The Church consists of a South West Tower, Porch, West Gallery, Nave, North and South Aisles and a Chancel with Apse. There is a Lady Chapel on the south side of the chancel, with vestry on the North side.

Viscount Halifax was a prominent Anglo-Catholic layman and his taste in church adornment is reflected in the Italianate detailing, classical baldacchino altar canopy and simple Roman Catholic Basilica church plan with campanile. The baldacchino canopy is supported by four black pillars with gilded capitals, under which there is a large Crucifix in black with burnished halo - a copy of a work by Donatello.

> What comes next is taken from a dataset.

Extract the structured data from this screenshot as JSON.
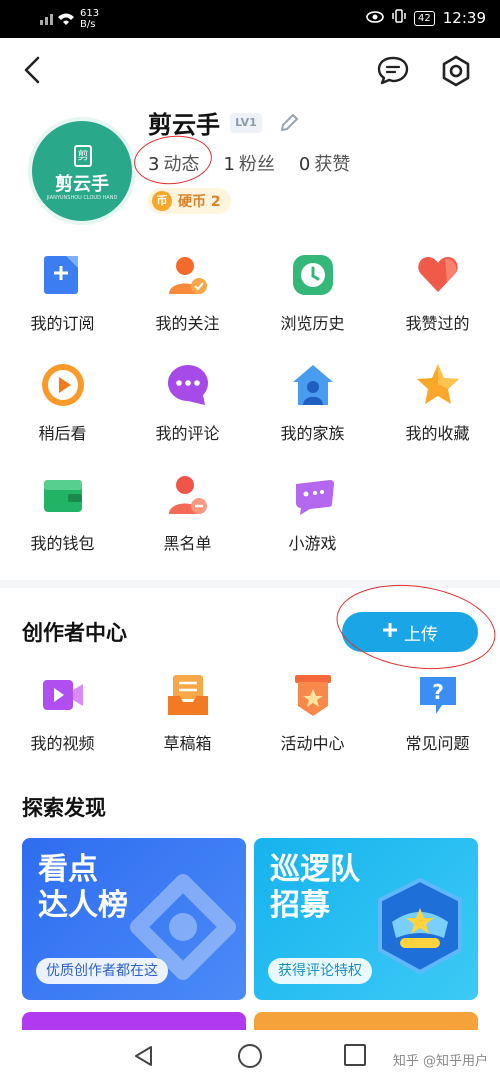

The tower is a Venetian-styled campanile, above which there is a four faced clock, each face six feet in diameter. To the clock were attached bar-bell chimes which could be rung independently of the mechanism, but these fell into disuse and were removed in the 1950s.

According to Pevsner, the pulpit bought by the church in 1931 is 18th-century Flemish.

The church formerly had a chapel of ease dedicated to St Michael, based at the neighbouring village of Highgate. This was closed in 1983 and the altar and crucifix installed under the tower. In 2006 a stained glass window was installed commemorating the village's coal mining heritage.

==Lady Chapel==

There is a side-chapel dedicated to St John and St Mary on the south-east corner of the church. During the refurbishment of the church in 2002, two pictures which hung above the altar were discovered to be works by Sienese master, Sano di Pietro. Valued at about £300,000, these were removed to the safe keeping of York Minster.

==Current use==
The church is joined in pastoral care with St Wilfrid's Church, Hickleton.